Sid clopped down the paved streets in the dawn, heading for the courthouse, whose square bright turret stood against a backdrop of dark hills still shrouded in mist. The light came slantwise through town and Sid’s shadow, lean and black, skated across the brick and clapboard facades on the far side of the street. He was bare-chested, his pale torso zigzagged with blood or war paint like some savage come newly blooded from the wilderness. The town was full of shadows that darted at the edges of his vision, slipping from alleyways or attic windows just before he could catch them.
As he passed through the streets, he began to feel a heat building in his hands, pulsing through his palms. Hotter, hotter, throbbing in time with his heartbeat, quickening as he neared the courthouse at the center of town.
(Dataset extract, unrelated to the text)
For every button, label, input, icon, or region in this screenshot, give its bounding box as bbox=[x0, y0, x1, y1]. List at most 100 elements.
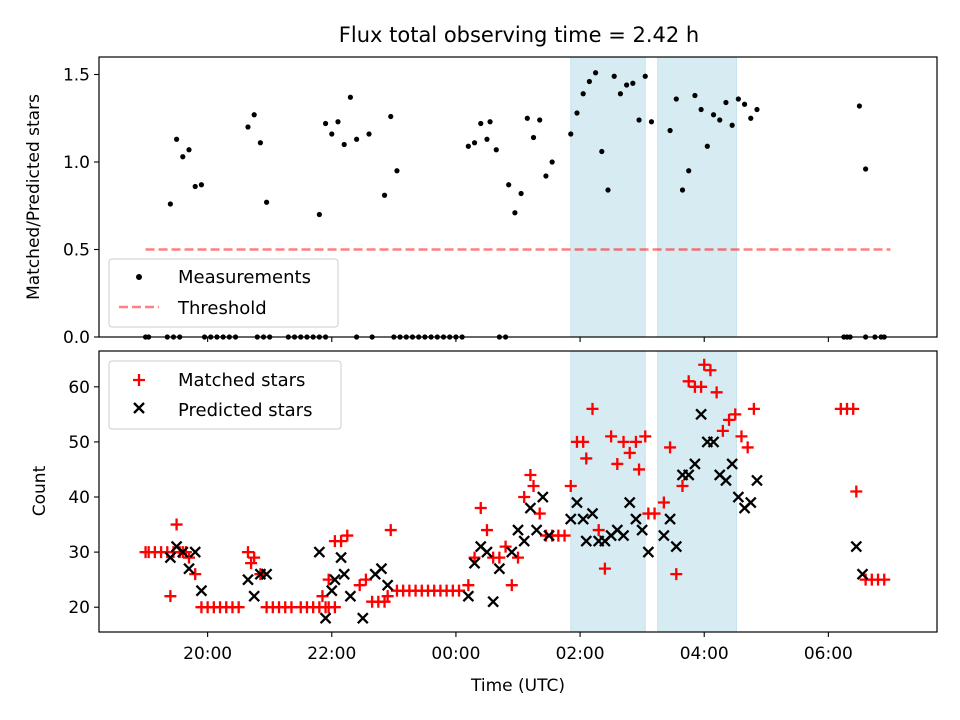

A searing white pain, cracking into his bones, as if his marrow might burst through his flesh like tree sap in a wildfire. Finally he released the grips of his pistols and looked down at his hands. His palms were blistered and red, stamped as if with a branding iron, bearing the angry red shapes of running ponies.
When he looked up again, the town was gone. He was riding upon a vast prairie of stone, dead flat for miles, where no green thing grew. In the far, far distance, he saw hills standing black as night, hunched beneath the dark bellies of flickering storm clouds.
Toward these he rode, his scorched palms held smoking at his sides.